Comparing integrals of nonnegative and positive definite functions with respect to different measures

This work developed from our previous attempt in the extremal problem of comparing integrals of nonnegative and positive definite functions over different intervals, say on $I:=[-1,1]$ and $J:=[-T,T]$. We found that there is a constant $C(T)$, depending only on $T$ and in the linear order, such that the integral on $J$ is at most $C(T)$ times the integral on $I$. After publishing this result, it turned out that the same extremal problem was already studied by $B$. Logan, who has obtained the same estimate some 20 years before us. Oddly enough, the proofs were somewhat different, yet the (complicated) formula for $C(T)$ of his and ours matched. Although we conjecture that the obtained constant is not always optimal, this is still unresolved. What we can discuss now, is a conjecture of ours stating that in principle our approach is optimal.

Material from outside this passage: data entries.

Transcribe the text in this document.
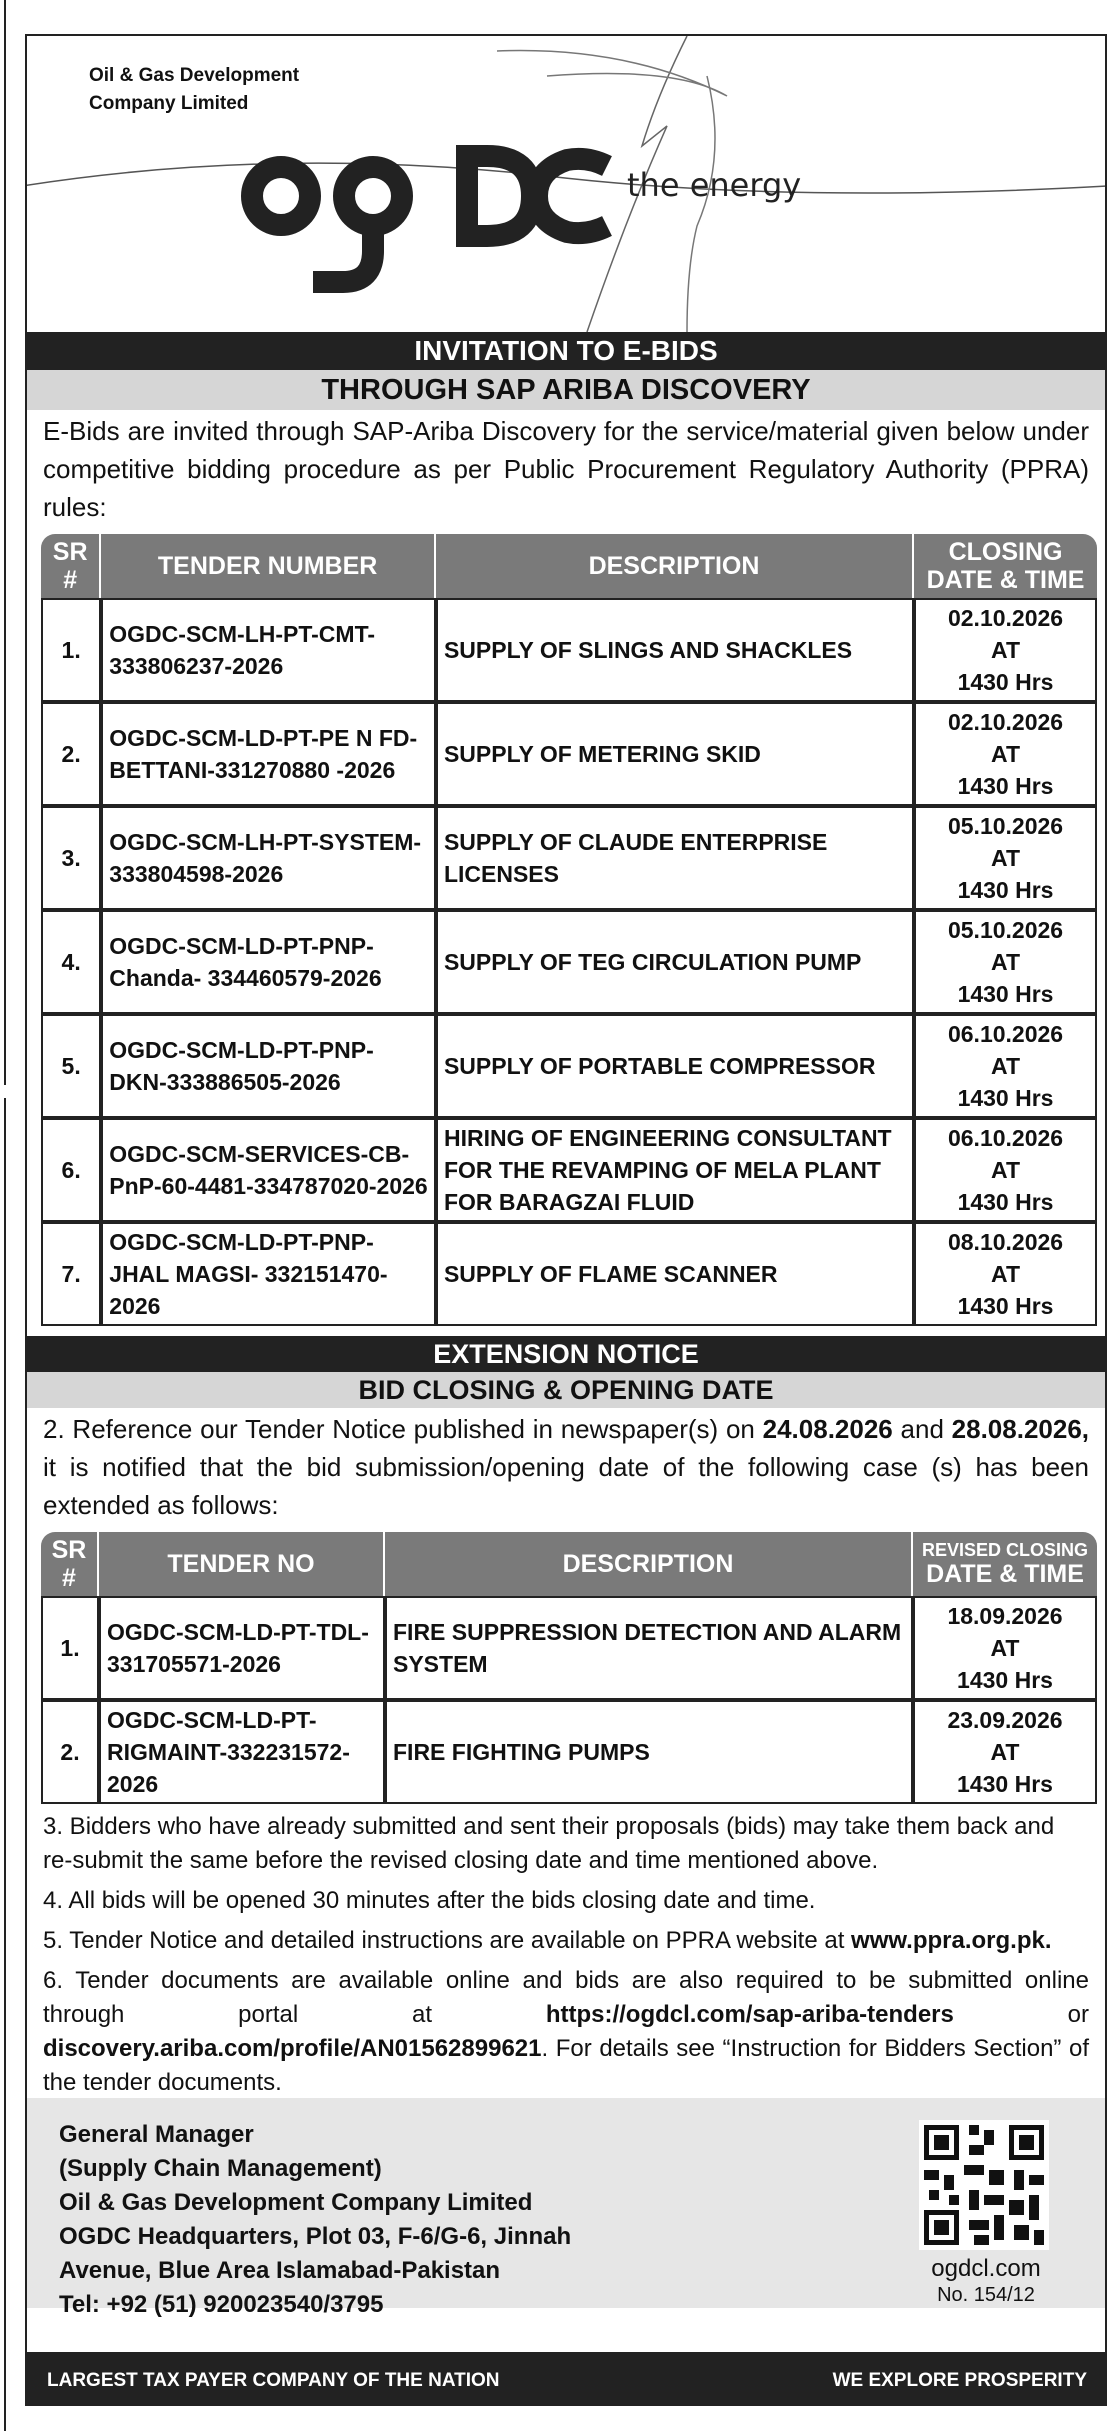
Oil & Gas Development
Company Limited
the energy
INVITATION TO E-BIDS
THROUGH SAP ARIBA DISCOVERY
E-Bids are invited through SAP-Ariba Discovery for the service/material given below under competitive bidding procedure as per Public Procurement Regulatory Authority (PPRA) rules:
SR #	TENDER NUMBER	DESCRIPTION	CLOSING DATE & TIME
1.	OGDC-SCM-LH-PT-CMT-333806237-2026	SUPPLY OF SLINGS AND SHACKLES	02.10.2026
AT
1430 Hrs

2.	OGDC-SCM-LD-PT-PE N FD-BETTANI-331270880 -2026	SUPPLY OF METERING SKID	02.10.2026
AT
1430 Hrs

3.	OGDC-SCM-LH-PT-SYSTEM-333804598-2026	SUPPLY OF CLAUDE ENTERPRISE LICENSES	05.10.2026
AT
1430 Hrs

4.	OGDC-SCM-LD-PT-PNP-Chanda- 334460579-2026	SUPPLY OF TEG CIRCULATION PUMP	05.10.2026
AT
1430 Hrs

5.	OGDC-SCM-LD-PT-PNP-DKN-333886505-2026	SUPPLY OF PORTABLE COMPRESSOR	06.10.2026
AT
1430 Hrs

6.	OGDC-SCM-SERVICES-CB-PnP-60-4481-334787020-2026	HIRING OF ENGINEERING CONSULTANT FOR THE REVAMPING OF MELA PLANT FOR BARAGZAI FLUID	06.10.2026
AT
1430 Hrs

7.	OGDC-SCM-LD-PT-PNP-JHAL MAGSI- 332151470-2026	SUPPLY OF FLAME SCANNER	08.10.2026
AT
1430 Hrs
EXTENSION NOTICE
BID CLOSING & OPENING DATE
2. Reference our Tender Notice published in newspaper(s) on 24.08.2026 and 28.08.2026, it is notified that the bid submission/opening date of the following case (s) has been extended as follows:
SR #	TENDER NO	DESCRIPTION	REVISED CLOSING
DATE & TIME

1.	OGDC-SCM-LD-PT-TDL-331705571-2026	FIRE SUPPRESSION DETECTION AND ALARM SYSTEM	18.09.2026
AT
1430 Hrs

2.	OGDC-SCM-LD-PT-RIGMAINT-332231572-2026	FIRE FIGHTING PUMPS	23.09.2026
AT
1430 Hrs
3. Bidders who have already submitted and sent their proposals (bids) may take them back and re-submit the same before the revised closing date and time mentioned above.
4. All bids will be opened 30 minutes after the bids closing date and time.
5. Tender Notice and detailed instructions are available on PPRA website at www.ppra.org.pk.
6. Tender documents are available online and bids are also required to be submitted online through portal at https://ogdcl.com/sap-ariba-tenders or discovery.ariba.com/profile/AN01562899621. For details see “Instruction for Bidders Section” of the tender documents.
General Manager
(Supply Chain Management)
Oil & Gas Development Company Limited
OGDC Headquarters, Plot 03, F-6/G-6, Jinnah
Avenue, Blue Area Islamabad-Pakistan
Tel: +92 (51) 920023540/3795
ogdcl.com
No. 154/12
LARGEST TAX PAYER COMPANY OF THE NATION	WE EXPLORE PROSPERITY
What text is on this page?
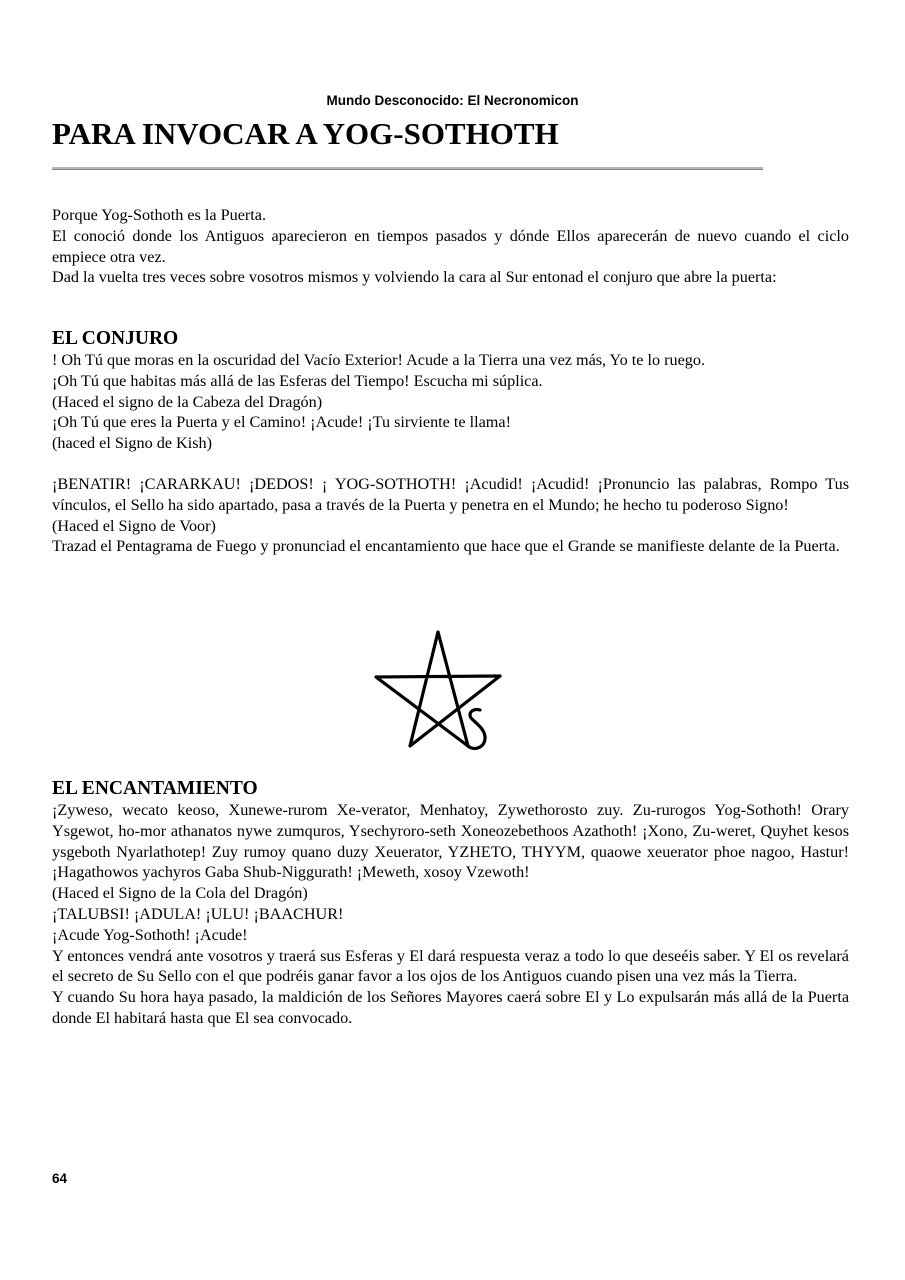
Mundo Desconocido: El Necronomicon
PARA INVOCAR A YOG-SOTHOTH
Porque Yog-Sothoth es la Puerta.
El conoció donde los Antiguos aparecieron en tiempos pasados y dónde Ellos aparecerán de nuevo cuando el ciclo empiece otra vez.
Dad la vuelta tres veces sobre vosotros mismos y volviendo la cara al Sur entonad el conjuro que abre la puerta:
EL CONJURO
! Oh Tú que moras en la oscuridad del Vacío Exterior! Acude a la Tierra una vez más, Yo te lo ruego.
¡Oh Tú que habitas más allá de las Esferas del Tiempo! Escucha mi súplica.
(Haced el signo de la Cabeza del Dragón)
¡Oh Tú que eres la Puerta y el Camino! ¡Acude! ¡Tu sirviente te llama!
(haced el Signo de Kish)
¡BENATIR! ¡CARARKAU! ¡DEDOS! ¡ YOG-SOTHOTH! ¡Acudid! ¡Acudid! ¡Pronuncio las palabras, Rompo Tus vínculos, el Sello ha sido apartado, pasa a través de la Puerta y penetra en el Mundo; he hecho tu poderoso Signo!
(Haced el Signo de Voor)
Trazad el Pentagrama de Fuego y pronunciad el encantamiento que hace que el Grande se manifieste delante de la Puerta.
EL ENCANTAMIENTO
¡Zyweso, wecato keoso, Xunewe-rurom Xe-verator, Menhatoy, Zywethorosto zuy. Zu-rurogos Yog-Sothoth! Orary Ysgewot, ho-mor athanatos nywe zumquros, Ysechyroro-seth Xoneozebethoos Azathoth! ¡Xono, Zu-weret, Quyhet kesos ysgeboth Nyarlathotep! Zuy rumoy quano duzy Xeuerator, YZHETO, THYYM, quaowe xeuerator phoe nagoo, Hastur! ¡Hagathowos yachyros Gaba Shub-Niggurath! ¡Meweth, xosoy Vzewoth!
(Haced el Signo de la Cola del Dragón)
¡TALUBSI! ¡ADULA! ¡ULU! ¡BAACHUR!
¡Acude Yog-Sothoth! ¡Acude!
Y entonces vendrá ante vosotros y traerá sus Esferas y El dará respuesta veraz a todo lo que deseéis saber. Y El os revelará el secreto de Su Sello con el que podréis ganar favor a los ojos de los Antiguos cuando pisen una vez más la Tierra.
Y cuando Su hora haya pasado, la maldición de los Señores Mayores caerá sobre El y Lo expulsarán más allá de la Puerta donde El habitará hasta que El sea convocado.
64
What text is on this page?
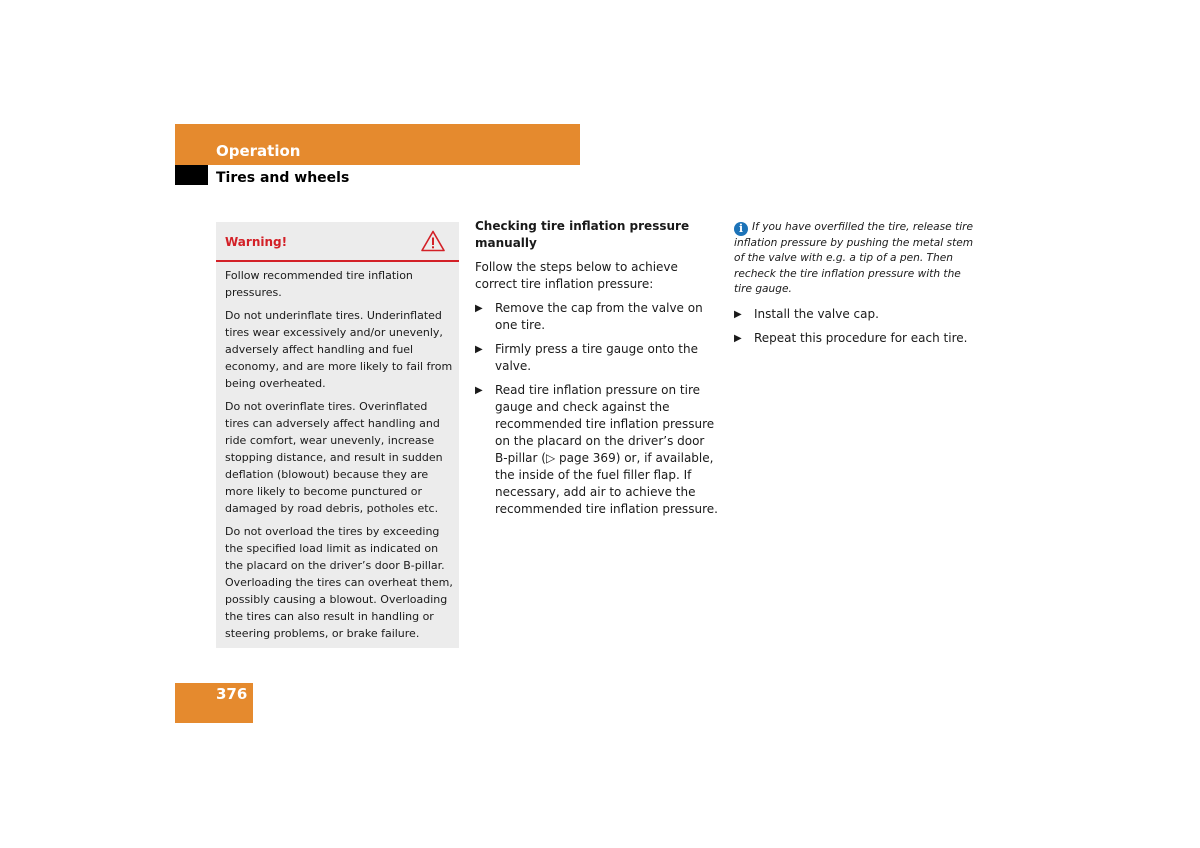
Operation
Tires and wheels
Warning!

Follow recommended tire inflation pressures.

Do not underinflate tires. Underinflated tires wear excessively and/or unevenly, adversely affect handling and fuel economy, and are more likely to fail from being overheated.

Do not overinflate tires. Overinflated tires can adversely affect handling and ride comfort, wear unevenly, increase stopping distance, and result in sudden deflation (blowout) because they are more likely to become punctured or damaged by road debris, potholes etc.

Do not overload the tires by exceeding the specified load limit as indicated on the placard on the driver’s door B-pillar. Overloading the tires can overheat them, possibly causing a blowout. Overloading the tires can also result in handling or steering problems, or brake failure.

Checking tire inflation pressure manually

Follow the steps below to achieve correct tire inflation pressure:

▶ Remove the cap from the valve on one tire.
▶ Firmly press a tire gauge onto the valve.
▶ Read tire inflation pressure on tire gauge and check against the recommended tire inflation pressure on the placard on the driver’s door B-pillar (▷ page 369) or, if available, the inside of the fuel filler flap. If necessary, add air to achieve the recommended tire inflation pressure.

i If you have overfilled the tire, release tire inflation pressure by pushing the metal stem of the valve with e.g. a tip of a pen. Then recheck the tire inflation pressure with the tire gauge.

▶ Install the valve cap.
▶ Repeat this procedure for each tire.
376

The way we arrive at this is somewhat long and abstract, relying on two major elements, one being a duality type formula, which is inherently real-valued, and the exploitation of positive definiteness, which is inherently complex valued. The necessity of combining these two is one reason for the technically involved treatement. Further, we consider (integrals with respect to) arbitrary measures on arbitrary locally compact Abelian groups, and the handling of the general setup thus needs the theory of LCA groups in general.